Australian medical recall patients angry at heart-felt failure

Date: Dec 05, 2011

A global medical technology company responsible for the production of implantable defibrillators is at the heart of a controversial oversight that saw a number of Australian patients missed in a vital recall.

It is claimed that the devices – produced in 2005 and recalled in 2007 – were subject to a number of faults that made the wires attached directly to the cardiac muscles prone to fractures.

This could, in turn, cause the device to short out and fail – or lead to unnecessary electric shocks.

The parent company MedTronic has been involved in a number of lawsuits over the pain and suffering experienced by victims implanted with the defibrillator – with one saying that the random shocks were like shotgun blasts to the chest.

Worldwide there were 268,000 patients fitted with one of these devices – and around 1,500 in Australia – before the flaw was recognised and the implants recalled.

Authorities say that at least 13 deaths had been directly linked to the defibrillator by 2009, as the units were not capable of keeping the hearts of the victims beating in a regular rhythm.

One of the big issues faced by the patients implanted with these devices is that – while they relied on them to keep their circulation going in the event of irregularities – the shocks applied are completely random in nature.

For many people this means they are reliant on an implant to keep them alive – but the unit may give them a massive zap at any point in time.

Ongoing cases in the US and UK have been based around these issues – with some victims requiring ongoing hospitalisation and therapy for treatment of post-traumatic stress disorder (PTSD).

PTSD is a condition that is often seen in veterans returning from a war-zone rather than a patient who needs an implanted defibrillator to keep their heartbeat steady.
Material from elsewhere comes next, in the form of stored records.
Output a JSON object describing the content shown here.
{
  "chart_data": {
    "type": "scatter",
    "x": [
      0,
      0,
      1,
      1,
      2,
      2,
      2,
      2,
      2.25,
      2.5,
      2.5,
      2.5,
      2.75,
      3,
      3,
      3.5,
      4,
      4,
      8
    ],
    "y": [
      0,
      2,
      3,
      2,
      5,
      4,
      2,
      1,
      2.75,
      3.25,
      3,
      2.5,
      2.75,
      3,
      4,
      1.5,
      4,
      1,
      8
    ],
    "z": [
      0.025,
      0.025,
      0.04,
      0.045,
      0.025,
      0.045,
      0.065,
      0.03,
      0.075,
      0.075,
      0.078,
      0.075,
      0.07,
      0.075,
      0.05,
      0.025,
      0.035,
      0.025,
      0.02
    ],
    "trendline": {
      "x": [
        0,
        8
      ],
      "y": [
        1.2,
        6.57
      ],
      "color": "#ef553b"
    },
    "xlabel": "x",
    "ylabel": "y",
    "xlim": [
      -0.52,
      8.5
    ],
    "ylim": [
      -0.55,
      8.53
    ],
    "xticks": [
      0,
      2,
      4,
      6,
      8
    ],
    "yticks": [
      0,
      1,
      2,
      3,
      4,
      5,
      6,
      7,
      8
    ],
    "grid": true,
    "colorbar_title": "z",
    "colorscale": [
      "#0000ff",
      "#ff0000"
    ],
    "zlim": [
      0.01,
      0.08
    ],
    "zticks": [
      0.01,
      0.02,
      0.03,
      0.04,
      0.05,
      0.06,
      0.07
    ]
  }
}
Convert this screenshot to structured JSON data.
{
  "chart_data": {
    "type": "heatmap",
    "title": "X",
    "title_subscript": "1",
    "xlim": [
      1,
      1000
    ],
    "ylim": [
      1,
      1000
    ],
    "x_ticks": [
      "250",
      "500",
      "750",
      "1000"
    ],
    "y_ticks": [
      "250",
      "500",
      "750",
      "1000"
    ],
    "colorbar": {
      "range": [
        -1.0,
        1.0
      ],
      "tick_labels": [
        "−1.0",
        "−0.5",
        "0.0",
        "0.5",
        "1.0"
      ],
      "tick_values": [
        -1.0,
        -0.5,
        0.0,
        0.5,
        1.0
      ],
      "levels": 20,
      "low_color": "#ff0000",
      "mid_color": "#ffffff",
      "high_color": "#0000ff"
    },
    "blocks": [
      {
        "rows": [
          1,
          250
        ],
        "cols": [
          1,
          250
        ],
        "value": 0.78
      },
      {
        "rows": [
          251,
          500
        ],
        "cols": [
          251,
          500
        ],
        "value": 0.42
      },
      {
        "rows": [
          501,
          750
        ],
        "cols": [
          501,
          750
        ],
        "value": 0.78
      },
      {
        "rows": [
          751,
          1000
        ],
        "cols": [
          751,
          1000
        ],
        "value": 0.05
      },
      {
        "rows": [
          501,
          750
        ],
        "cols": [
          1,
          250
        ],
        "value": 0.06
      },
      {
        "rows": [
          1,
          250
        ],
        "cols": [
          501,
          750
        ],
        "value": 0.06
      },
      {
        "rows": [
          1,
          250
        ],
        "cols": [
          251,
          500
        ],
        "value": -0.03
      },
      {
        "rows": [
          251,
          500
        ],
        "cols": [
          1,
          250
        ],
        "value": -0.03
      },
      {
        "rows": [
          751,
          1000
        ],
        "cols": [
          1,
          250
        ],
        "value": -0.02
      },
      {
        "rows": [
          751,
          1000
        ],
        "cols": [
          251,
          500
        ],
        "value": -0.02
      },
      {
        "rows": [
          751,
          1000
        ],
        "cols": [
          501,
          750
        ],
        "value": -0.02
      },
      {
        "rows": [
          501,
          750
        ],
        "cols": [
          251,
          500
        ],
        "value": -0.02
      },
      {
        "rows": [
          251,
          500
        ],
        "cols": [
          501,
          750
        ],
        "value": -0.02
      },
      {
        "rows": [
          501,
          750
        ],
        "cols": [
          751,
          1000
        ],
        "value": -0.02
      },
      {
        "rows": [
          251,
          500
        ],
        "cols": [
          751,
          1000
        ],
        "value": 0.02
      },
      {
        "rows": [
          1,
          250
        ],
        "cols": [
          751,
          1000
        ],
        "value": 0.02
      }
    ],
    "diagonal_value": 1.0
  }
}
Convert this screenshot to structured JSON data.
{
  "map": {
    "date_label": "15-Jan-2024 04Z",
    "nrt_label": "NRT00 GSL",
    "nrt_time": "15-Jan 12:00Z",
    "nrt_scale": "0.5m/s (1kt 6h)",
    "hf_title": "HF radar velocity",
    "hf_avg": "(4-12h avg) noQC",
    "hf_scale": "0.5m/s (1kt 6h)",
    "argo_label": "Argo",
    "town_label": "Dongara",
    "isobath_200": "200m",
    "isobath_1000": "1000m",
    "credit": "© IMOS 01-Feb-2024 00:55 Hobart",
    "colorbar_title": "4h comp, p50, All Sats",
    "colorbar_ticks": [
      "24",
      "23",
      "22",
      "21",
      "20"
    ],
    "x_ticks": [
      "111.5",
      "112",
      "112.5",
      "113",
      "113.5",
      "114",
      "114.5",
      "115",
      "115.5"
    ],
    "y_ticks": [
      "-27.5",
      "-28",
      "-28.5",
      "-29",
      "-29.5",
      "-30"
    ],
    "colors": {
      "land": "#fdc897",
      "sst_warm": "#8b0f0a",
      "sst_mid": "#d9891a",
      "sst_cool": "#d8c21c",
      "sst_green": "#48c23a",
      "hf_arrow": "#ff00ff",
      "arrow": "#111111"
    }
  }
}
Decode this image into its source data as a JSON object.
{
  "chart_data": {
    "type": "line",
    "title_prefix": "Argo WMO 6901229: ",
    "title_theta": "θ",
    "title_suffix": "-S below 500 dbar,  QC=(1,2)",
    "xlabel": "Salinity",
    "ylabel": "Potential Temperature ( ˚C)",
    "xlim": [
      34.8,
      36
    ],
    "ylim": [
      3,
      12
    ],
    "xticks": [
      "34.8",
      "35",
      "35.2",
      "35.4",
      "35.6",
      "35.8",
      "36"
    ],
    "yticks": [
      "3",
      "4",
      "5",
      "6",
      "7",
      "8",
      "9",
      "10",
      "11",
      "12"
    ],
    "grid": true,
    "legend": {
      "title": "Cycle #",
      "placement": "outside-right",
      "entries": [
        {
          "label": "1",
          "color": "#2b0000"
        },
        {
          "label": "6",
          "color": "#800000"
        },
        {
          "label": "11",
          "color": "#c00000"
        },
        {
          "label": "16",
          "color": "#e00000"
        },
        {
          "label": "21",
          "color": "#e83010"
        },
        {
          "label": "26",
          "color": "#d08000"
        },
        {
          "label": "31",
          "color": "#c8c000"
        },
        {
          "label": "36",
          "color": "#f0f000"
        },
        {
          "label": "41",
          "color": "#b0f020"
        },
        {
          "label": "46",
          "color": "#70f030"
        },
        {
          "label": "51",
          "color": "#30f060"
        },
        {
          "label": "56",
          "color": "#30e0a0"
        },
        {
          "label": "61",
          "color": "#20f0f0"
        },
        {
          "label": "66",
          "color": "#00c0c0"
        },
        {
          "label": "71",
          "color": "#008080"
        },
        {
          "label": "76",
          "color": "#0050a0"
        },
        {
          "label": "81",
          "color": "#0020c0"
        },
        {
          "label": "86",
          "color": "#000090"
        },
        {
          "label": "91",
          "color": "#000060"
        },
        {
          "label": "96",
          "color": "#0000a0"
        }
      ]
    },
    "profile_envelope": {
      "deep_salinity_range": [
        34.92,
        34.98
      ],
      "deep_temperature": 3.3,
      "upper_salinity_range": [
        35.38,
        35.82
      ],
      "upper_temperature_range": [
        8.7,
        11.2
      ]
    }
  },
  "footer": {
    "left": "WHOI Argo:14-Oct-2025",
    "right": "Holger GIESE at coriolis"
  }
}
However, while victims in other countries have since had their devices removed or replaced, the recall notice somehow managed to go unnoticed in Australia.

One patient recently opted to have her defibrillator removed at her own expense after experiencing years of random shocks that saw her spend two periods in the mental health ward at her local hospital.

Independent senator Nick Xenophon told the Sunday Mail that the case highlighted the need for stricter protocols and that the obligation “should be on the manufacturer”.

Xenophon asserted: “Someone implanted with a dangerous device should not have to rely on a Google search to find out about it.”